The signals worth monitoring continuously include:
- container memory usage versus limits
- Kubernetes pod termination reasons
- spark.kubernetes.memoryOverheadFactor sizing
- alignment between resource requests and limits
Once a container crosses its memory limit, Kubernetes terminates it. Preventing recurrence means closing the gap between Spark's expected memory usage and the memory the container can actually consume.
OOMKilled Is a Symptom. Visibility Is the Cure.
Spark OOMKilled events originate at the Kubernetes layer, below Spark's native visibility surface. Spark can show that an executor disappeared, but the actual termination evidence lives in pod state, Events, and node-level infrastructure logs.

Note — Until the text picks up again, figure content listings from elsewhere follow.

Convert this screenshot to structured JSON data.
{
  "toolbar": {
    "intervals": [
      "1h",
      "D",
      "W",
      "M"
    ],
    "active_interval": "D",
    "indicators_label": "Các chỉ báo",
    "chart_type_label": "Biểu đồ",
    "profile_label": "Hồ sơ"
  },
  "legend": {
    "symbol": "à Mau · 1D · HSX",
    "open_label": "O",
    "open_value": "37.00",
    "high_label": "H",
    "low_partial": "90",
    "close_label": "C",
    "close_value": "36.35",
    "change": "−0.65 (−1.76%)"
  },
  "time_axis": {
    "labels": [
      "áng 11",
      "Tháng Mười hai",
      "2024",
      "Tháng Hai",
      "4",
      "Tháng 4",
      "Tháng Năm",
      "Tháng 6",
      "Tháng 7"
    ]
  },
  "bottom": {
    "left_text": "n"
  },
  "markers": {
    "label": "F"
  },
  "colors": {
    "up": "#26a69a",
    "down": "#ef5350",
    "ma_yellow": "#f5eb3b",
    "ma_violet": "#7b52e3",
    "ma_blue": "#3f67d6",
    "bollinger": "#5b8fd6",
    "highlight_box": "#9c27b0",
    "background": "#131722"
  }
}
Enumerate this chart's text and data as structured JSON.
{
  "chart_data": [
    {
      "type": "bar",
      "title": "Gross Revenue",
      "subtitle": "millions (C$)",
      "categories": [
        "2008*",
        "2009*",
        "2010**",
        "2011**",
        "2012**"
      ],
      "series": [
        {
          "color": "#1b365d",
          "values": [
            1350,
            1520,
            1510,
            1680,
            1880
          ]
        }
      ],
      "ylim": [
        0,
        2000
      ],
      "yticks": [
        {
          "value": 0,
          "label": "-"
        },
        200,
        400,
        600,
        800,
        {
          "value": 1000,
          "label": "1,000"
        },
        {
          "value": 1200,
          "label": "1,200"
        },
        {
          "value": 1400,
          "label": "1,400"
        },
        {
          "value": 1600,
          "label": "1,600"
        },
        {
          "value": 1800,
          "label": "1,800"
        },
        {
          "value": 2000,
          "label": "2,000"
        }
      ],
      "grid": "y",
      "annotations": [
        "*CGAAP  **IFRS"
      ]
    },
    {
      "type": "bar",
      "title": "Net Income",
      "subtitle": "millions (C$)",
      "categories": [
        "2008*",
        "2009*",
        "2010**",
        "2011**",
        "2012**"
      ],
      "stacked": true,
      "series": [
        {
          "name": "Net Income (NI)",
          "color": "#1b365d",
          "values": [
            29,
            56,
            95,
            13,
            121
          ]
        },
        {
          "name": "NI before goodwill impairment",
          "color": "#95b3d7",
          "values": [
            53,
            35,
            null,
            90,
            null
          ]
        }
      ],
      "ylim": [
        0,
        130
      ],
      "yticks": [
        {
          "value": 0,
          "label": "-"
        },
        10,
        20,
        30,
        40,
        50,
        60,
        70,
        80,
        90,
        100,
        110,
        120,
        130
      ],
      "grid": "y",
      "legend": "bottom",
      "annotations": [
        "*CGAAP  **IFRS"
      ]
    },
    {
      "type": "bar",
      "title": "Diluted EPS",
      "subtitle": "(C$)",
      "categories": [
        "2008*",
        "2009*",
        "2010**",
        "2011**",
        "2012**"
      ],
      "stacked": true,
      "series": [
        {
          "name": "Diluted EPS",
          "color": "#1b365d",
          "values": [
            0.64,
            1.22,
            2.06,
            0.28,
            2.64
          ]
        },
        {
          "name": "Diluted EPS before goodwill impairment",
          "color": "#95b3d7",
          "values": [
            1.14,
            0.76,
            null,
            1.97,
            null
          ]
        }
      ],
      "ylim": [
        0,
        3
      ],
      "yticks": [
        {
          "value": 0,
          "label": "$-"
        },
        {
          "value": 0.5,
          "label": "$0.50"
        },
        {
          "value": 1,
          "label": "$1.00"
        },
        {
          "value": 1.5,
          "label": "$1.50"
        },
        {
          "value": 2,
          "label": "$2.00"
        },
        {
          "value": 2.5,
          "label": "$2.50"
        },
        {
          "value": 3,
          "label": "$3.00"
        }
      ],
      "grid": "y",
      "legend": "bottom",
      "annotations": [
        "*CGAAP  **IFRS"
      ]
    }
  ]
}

That visibility gap forces teams to manually correlate Spark and Kubernetes signals during every investigation.
xLake's pod-level observability brings infrastructure signals, pod health, logs, resource usage, and Spark job activity into a unified operational view — reducing the context switching that slows OOMKilled diagnosis and root cause analysis.
Stop losing hours to OOMKilled mysteries — see how xLake unifies Spark-on-Kubernetes visibility. Book a demo at acceldata.io.
OOMKilled Spark Executors: Frequently Asked Questions
What causes OOMKilled errors in Spark executors on Kubernetes?
OOMKilled occurs when a container exceeds its memory limit and the Linux kernel OOM killer terminates it. Common indicators include Reason: OOMKilled and exit code 137 in kubectl describe pod. Non-JVM overhead, including tmpfs local directories, can contribute significantly.
Why doesn't the Spark UI show the reason for an OOMKilled executor?
Spark's UI and History Server reconstruct views from Spark event logs. Kubernetes container termination reasons are outside that log scope, so the UI records executor loss without surfacing the underlying kill reason.
How do I find OOMKilled events for a Spark job on Kubernetes?
Run kubectl describe pod <pod-name> -n <namespace> and check Container Statuses for Reason: OOMKilled. Then run kubectl get events --sort-by=.lastTimestamp to trace the chronological event trail around the kill.
How is a Spark executor OOMKill different from a Java OutOfMemoryError?
OOMKilled is a container-level termination by the Linux kernel; no Java exception is generated. A Java OutOfMemoryError is a JVM-level event with a stack trace. Spark records the OOMKill only as executor loss, not as a Java error.
What is the best way to prevent OOMKilled events in Spark on Kubernetes?
Continuously monitor pod memory usage against limits through kubectl top pod or cgroup reads. Review spark.kubernetes.memoryOverheadFactor and tmpfs local directory settings regularly, and treat resource limit alignment as an ongoing configuration practice rather than a post-incident fix.